Most likely it's because the ISO is an analog process which is applied to raw sensor data (not to RAW digitized data).
If you take a photo, you a fixed number of tones (very few dark tones) to boost in post, which results in posterization (or large areas with the same tone - black or white).
But a higher ISO analogically amplifies the signal-noise and gets you the same number of tonal intervals at the corrected exposure (just like at the original exposure), albeit the noise makes the signal look more and more random (because the same signal gets distributed over a wider tonal range, that is, it's spread out more).
You can test this by simply trying to boost the exposure in post with, say, 4-5 stops (from ISO 100 to 1600-3200). Basically, you get garbage.

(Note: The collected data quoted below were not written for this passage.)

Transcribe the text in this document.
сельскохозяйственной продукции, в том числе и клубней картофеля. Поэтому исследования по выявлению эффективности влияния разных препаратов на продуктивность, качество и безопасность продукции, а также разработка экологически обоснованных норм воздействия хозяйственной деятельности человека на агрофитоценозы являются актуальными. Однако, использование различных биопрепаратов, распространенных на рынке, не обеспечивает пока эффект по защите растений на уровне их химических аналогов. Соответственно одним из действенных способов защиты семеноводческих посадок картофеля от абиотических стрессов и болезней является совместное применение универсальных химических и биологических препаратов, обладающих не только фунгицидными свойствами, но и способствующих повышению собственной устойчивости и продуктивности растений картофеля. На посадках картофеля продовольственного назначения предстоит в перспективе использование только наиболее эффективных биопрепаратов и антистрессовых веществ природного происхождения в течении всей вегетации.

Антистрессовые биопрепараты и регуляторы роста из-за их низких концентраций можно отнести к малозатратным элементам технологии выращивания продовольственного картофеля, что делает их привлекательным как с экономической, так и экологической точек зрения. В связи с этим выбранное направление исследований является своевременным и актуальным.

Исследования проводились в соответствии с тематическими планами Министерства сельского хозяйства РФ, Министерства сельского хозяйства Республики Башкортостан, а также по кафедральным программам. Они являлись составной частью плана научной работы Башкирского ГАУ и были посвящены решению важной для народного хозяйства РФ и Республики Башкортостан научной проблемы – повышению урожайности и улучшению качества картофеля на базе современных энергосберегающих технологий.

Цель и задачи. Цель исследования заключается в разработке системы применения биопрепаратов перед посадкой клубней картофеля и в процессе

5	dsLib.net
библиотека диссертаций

I don't believe that ISO 800 is any sort of analog limit in these times. For one, the new Cinema sensor has a native
ISO of 850 (according to the Canon FAQ).http://learn.usa.canon.com/resources/misc/cinemaEOS_faq.shtml
What is the camera's native ISO?
The EOS C300 has a native ISO of 850. It is at this setting that dynamic range, especially in highlight areas, reaches its maximum. At lower ISO settings, the dynamic range tends to shift more toward shadow detail.
Why 850 ISO?
ISO 850 on the EOS C300 provides an optimum balance between dynamic range and noise levels. At higher ISO or gain settings, dynamic range remains essentially the same, but digital noise tends to increase.